Mi vestido Cavalli era, en el piso, un trapo mojado. Ahora recordaba: después de meternos los tres a la piscina, había subido al departamento y, en mi habitación, Alejandro dormía con el televisor encendido, me había desvestido y me había acostado junto a él hasta quedarme profundamente dormida. En esa recapitulación andaba cuando un delicioso olor a café se apoderó del ambiente: Alejandro entraba con una bandeja bien surtida, y yo empujé disimuladamente el vestido mojado debajo de la cama, con la esperanza de que no lo hubiera visto. Desayunamos comentando naderías acerca de la fiesta, hasta que escuché lo inevitable:
—A este paso, si esperamos que no tengas resaca, no hablamos nunca. He estado pensando…
Aparté el azafate; no podía dejarlo seguir. Me abalancé sobre él, temiendo que fuera la última vez. Besé su barbilla, su quijada y su cuello, su firme y pálido cuello, y lo recorrí todo con la punta de la lengua apenas asomando entre mis labios. Bajé hacia su pecho, respiré profundo entre sus pelos delgados y claros, aspirando su olor fresco, y lamí sus tetillas, una por una, y las mordí suavemente sintiendo que su pene se levantaba poco a poco debajo de mí, llamando a mi boca. Le pasé la lengua de arriba abajo, una y otra vez, y luego lamí la delicada piel de sus testículos, respirando el olor ligeramente ácido entre sus pliegues. Alejandro se incorporó, me volteó y se asombró al ver mi pubis rasurado. Pronto su desconcierto cedió a una excitación feroz: separó mis rodillas con la mirada fija en mi sexo infantil y zambulló su cara entre mis piernas: besó deliciosamente toda mi piel nueva y luego se abrió paso con la lengua hacia mi clítoris, que lo esperaba hinchado, pidiendo que lo besara, aunque fuera por última vez. Lamió circular, vertical, horizontalmente, y luego lo succionó con suavidad, hasta que sentí la imperiosa necesidad de tenerlo dentro de mí, todo cuanto fuera posible. Lo tomé de la cabeza para acercar su boca a la mía y saborear mis propios jugos, coloqué su pene en la caverna mojada por nuestros líquidos, para que me penetrara despacio y, mientras nos movíamos, lo abracé con todo el cuerpo y todas mis fuerzas, tratando de grabar ese momento para siempre. Lo sentí venirse gimiendo muy fuerte, y lo ayudé apretándolo y subiendo y bajando mis caderas; y mientras él seguía yéndose en un orgasmo interminable, las lágrimas empezaron a rodar, independientes de mi voluntad, desde mis ojos hundidos en algún lugar de su cuello, su firme y pálido cuello. Ya separados nuestros cuerpos, traté en vano de disimular el llanto.
—¿Y eso? —preguntó.
—Estoy confundida… —respondí, intuyendo que su experiencia no le daba como para saber que eso, dicho por una mujer, suele esconder un ya no quiero estar contigo. Pero Alejandro prosiguió, articulando con dificultad:
—Romina, anoche, mientras te esperaba, vi algo claro, sentí que no eres la misma, que están pasando cosas raras, que no es esto lo que quiero… Creo que tenemos que separarnos.

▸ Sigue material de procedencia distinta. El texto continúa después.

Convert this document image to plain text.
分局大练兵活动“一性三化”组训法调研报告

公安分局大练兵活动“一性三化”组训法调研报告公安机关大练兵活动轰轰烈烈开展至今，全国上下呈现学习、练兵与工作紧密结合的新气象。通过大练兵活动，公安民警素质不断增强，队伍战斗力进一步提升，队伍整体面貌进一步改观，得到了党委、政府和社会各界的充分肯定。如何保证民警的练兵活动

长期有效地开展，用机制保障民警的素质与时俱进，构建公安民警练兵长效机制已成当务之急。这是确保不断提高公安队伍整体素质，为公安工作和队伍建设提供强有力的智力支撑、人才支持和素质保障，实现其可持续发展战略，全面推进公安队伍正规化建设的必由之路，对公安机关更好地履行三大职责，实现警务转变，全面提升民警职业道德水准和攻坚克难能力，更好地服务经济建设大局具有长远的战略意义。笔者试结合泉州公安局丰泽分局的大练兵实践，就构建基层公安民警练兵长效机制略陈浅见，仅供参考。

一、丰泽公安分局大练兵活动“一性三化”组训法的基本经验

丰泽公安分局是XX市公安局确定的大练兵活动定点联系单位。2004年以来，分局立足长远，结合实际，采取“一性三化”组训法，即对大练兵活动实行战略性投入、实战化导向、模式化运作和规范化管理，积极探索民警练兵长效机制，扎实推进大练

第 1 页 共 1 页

Pero ¿no era yo la que tenía que arreglármelas para ver cómo cortar con él?, pensé aturdida. Aunque en verdad me estaba haciendo el favor de ahorrarme el desgarrador, detestable papel de verdugo, sus palabras fueron hachazos que me dejaron sin habla y alimentaron los chorros de mis ojos. De pronto lo extrañaba con toda el alma; de pronto era el hombre de mi vida, el más guapo, el más inteligente y el más sensible; de pronto el único digno de ser padre de mis hijos.
—Déjame sola, por favor —fue lo único que pude decir, y él obedeció, silencioso y triste.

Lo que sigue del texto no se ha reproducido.